The club released its financial results for the year ending June 30, 2024, revealing a 4 percent dip in revenue to £528.2 million. Levy recently defended the club's spending strategy just days before a planned fan protest against him and the way he is running the North London side.
The Spurs chairman has been in the role since 2001, and many fans have pleaded with him to step down in recent years. Speaking on talkSPORT, Jordan stated that it may be time for Levy to go as he desperately tries to defend himself.
"The bottom line is football fans expect ambition from their club, they expect aspiration.
"If Spurs and Daniel Levy aren’t delivering it because his pursuit of sustainability and the model that he wants to work to isn’t going to give them the outcomes that they want, then they have the right to say it.
"I personally think with Daniel that his road is running out in terms of the opportunities he has to defend his position.
"I defend Daniel against one-sided arguments because I’ve been an owner on the other side of the equation, and I can’t help defend owners to some extent because I know what the other side of the conversation is.
"But I also suggest that Tottenham Hotspur cannot go around not achieving things.”

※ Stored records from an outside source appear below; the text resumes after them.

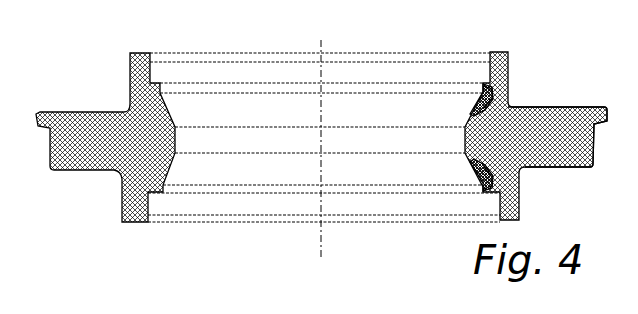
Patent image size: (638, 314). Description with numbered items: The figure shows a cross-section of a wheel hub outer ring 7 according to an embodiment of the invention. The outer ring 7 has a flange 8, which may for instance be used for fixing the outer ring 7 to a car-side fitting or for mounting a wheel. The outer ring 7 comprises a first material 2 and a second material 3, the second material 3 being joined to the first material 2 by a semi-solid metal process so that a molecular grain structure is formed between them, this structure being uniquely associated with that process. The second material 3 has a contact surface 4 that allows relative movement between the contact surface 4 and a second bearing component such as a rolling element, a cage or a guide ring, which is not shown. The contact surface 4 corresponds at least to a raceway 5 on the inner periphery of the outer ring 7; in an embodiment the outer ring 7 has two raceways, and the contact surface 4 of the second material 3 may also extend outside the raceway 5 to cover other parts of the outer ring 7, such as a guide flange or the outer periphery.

The outer ring 7 is at (87, 59).
The first material 2 is at (523, 184).
The flange 8 is at (575, 106).
The second material 3 is at (486, 106).
The contact surface 4 is at (482, 99).
The raceway 5 is at (484, 94).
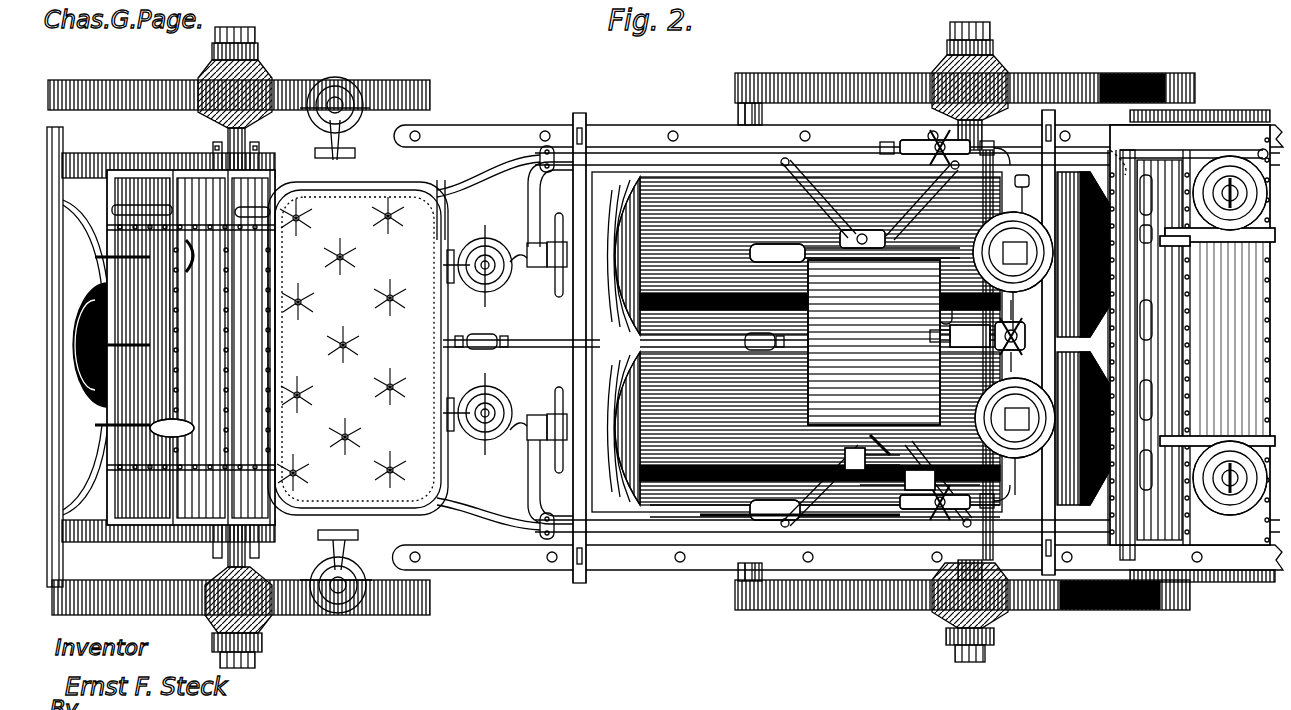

Despite their brand new stadium and mass investment into young players last summer, Jordan stated that fans want more which means trophies, success and not a 14th place position in the Premier League.
"Of course we’ve had COVID since the stadium was built and the opportunities of revenues.
"There were hundreds of millions of pounds lost to football clubs during that period of time that is now being caught up with and Daniel will run that particular argument.
"And he’ll run the argument about covenants and the amount of money they’ve got available to themselves but fans are not interested in that.
"If they’ve been told that the building of a stadium is going to make them more competitive with the opposition and then the argument being run is that they can’t meet the opposition because they’ve got to service debt, then you can’t have it both ways."